Union und FDP wollen die ländliche Entwicklung und die Ernährungssicherheit weltweit stärken. Ein Antrag (17/7185) der Koalitionsfraktionen wurde am vergangenen Mittwoch im Ausschuss für wirtschaftliche Zusammenarbeit und Entwicklung gegen die Stimmen von SPD, Grünen und Linken angenommen. Die Abgeordneten der Koalition unterstützen darin die Bundesregierung in ihrem Vorhaben, "die Entwicklung ländlicher Räume zu einem Schlüsselbereich und Förderschwerpunkt" der Entwicklungspolitik zu machen. Im Mittelpunkt müsse unter anderem die Ausbildung von Kleinbauern, die Verbesserung des Bodenrechts, ein gerechterer und leichterer Zugang zu Land und zu Absatzmärkten sowie zu Krediten stehen. Auf internationaler Ebene sollen "handelsverzerrende Subventionen" und die Spekulation mit Nahrungsmitteln abgebaut werden. Auf nationaler Ebene soll unter anderem der Ausbau der Infrastruktur etwa für Verkehr, Vermarktung, Kreditfinanzierung, Saatgut, Pflanzenschutz, Wasser und Energie in den Entwicklungsländern vorangebracht werden.
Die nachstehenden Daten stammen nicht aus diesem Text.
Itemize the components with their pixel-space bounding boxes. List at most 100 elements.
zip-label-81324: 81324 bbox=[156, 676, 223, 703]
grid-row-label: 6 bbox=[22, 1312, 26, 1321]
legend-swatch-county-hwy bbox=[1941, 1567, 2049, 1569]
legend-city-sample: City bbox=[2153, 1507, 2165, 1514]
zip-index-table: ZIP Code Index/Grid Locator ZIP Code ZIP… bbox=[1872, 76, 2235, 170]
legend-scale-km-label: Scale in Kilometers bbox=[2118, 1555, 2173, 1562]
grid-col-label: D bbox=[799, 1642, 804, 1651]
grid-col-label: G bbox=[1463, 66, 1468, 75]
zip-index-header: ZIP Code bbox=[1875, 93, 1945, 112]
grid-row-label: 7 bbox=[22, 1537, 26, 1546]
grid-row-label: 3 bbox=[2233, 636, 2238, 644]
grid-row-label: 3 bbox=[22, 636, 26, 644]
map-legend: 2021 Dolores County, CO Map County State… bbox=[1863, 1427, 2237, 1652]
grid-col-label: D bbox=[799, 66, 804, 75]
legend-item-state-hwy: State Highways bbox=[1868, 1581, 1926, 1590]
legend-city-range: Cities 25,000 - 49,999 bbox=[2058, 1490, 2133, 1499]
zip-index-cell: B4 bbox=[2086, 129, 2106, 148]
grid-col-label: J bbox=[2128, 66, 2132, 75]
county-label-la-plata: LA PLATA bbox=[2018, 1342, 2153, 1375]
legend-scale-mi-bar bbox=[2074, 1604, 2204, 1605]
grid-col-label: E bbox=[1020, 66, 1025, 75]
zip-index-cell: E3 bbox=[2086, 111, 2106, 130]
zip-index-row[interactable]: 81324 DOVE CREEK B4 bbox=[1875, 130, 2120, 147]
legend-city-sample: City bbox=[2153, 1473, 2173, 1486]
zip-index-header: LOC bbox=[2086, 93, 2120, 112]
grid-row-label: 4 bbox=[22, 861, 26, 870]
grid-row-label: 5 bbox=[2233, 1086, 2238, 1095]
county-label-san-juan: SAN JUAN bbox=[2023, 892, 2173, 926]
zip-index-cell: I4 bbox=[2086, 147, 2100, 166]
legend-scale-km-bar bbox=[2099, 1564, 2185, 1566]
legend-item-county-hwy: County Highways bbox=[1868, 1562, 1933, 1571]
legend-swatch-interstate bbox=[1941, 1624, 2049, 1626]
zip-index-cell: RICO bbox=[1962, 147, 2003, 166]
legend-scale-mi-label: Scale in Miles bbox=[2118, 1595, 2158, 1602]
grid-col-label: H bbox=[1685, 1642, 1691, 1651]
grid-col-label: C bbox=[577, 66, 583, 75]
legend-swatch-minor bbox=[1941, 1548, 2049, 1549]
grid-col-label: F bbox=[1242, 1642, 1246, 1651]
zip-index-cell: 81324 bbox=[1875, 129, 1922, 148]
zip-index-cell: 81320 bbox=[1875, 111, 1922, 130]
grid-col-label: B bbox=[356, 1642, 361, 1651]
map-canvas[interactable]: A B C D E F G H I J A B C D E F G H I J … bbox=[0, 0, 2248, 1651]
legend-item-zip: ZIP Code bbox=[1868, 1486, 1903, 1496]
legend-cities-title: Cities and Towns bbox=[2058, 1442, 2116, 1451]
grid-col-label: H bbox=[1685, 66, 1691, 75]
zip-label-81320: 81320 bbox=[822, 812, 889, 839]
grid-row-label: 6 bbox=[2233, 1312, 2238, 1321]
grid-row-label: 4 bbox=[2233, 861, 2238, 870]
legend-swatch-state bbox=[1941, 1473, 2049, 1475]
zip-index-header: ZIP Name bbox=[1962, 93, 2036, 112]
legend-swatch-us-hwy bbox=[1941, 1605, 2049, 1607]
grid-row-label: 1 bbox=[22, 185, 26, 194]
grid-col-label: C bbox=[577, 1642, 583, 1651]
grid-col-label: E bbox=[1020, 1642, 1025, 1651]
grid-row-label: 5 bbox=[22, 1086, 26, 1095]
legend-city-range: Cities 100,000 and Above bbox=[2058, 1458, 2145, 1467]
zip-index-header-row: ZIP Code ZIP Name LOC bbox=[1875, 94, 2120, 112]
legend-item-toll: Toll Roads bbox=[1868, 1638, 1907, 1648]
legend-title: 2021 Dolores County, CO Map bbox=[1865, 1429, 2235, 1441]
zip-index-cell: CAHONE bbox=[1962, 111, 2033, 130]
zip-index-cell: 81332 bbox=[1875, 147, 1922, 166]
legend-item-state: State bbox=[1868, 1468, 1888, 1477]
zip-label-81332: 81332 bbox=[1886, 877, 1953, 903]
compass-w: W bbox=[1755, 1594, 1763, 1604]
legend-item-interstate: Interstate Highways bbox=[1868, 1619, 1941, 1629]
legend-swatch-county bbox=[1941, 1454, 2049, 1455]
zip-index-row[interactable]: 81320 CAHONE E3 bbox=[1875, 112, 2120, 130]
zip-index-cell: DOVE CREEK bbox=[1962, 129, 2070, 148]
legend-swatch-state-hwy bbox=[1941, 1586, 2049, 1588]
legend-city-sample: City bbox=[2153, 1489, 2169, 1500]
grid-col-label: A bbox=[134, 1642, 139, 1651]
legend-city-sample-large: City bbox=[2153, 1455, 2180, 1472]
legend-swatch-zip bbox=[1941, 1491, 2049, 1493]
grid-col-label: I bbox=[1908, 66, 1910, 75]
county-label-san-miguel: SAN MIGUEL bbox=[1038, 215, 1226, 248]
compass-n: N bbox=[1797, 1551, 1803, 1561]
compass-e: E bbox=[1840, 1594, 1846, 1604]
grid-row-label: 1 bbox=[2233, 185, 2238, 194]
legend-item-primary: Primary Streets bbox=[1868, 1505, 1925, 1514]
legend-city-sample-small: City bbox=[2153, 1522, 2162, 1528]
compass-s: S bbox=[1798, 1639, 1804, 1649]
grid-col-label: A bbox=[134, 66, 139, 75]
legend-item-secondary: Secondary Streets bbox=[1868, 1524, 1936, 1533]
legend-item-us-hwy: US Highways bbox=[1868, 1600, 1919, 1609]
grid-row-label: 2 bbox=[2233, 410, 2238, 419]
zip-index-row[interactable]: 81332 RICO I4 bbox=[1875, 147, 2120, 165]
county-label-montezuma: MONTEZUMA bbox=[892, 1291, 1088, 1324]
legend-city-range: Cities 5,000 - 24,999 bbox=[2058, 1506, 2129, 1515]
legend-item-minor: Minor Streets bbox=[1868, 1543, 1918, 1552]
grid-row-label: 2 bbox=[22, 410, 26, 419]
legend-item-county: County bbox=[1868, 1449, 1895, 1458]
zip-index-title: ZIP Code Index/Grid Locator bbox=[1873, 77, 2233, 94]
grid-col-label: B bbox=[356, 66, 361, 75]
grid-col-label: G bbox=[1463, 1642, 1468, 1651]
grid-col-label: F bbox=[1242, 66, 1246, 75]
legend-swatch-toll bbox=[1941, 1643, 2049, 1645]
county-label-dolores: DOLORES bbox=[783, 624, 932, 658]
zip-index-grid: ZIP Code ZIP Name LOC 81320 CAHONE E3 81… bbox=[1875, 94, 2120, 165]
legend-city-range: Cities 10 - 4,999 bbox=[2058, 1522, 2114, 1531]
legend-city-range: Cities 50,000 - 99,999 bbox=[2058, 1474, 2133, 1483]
Schließlich sollen drittens auf lokaler Ebene Interessenvertretung und Selbstorganisation von Kleinbauern gestärkt werden. Union und FDP fordern außerdem, Frauen einen gleichberechtigten Zugang zu "Besitz, Kapital, Bildung und technischen Fachkenntnissen" zu ermöglichen. Frauen produzierten 80 Prozent der Grundnahrungsmittel in Entwicklungsländern, verfügten jedoch nur über zehn Prozent der Anbaufläche und ein Prozent aller Landtitel. Union und FDP verwiesen in ihren Wortmeldungen zudem auf die sich verschärfende Konkurrenz auf den weltweiten Ackerflächen zwischen Nahrungsmitteln und nachwachsenden Rohstoffen.

Die Opposition begrüßte den Antrag zwar, kritisierte ihn jedoch als zu "unscharf" formuliert. Die SPD-Fraktion wies darauf hin, dass EU-Agrarsubventionen nach wie vor die kleinbäuerlichen Wirtschaft behinderten. Die Grünen kritisierten, Union und FDP klammerten die Umweltschäden der "grünen Revolution" aus, also die mit industriellen Mitteln erzielte Intensivierung der Landwirtschaft. Zudem verfalle die Koalition dem "Mythos des ungenutzten Landes". Gerade unbebaute Flächen seien vor Ort häufig Gegenstand "heftiger Konflikte" oder sie brächten bei einer Bewirtschaftung nur magere Erträge ein. Die Fraktion Die Linke schließlich wies unter anderem darauf hin, dass Transparenz und freiwillige Leitlinien für Investitionen in Entwicklungsländern die Spekulation mit Nahrungsmitteln kaum verhindern werde.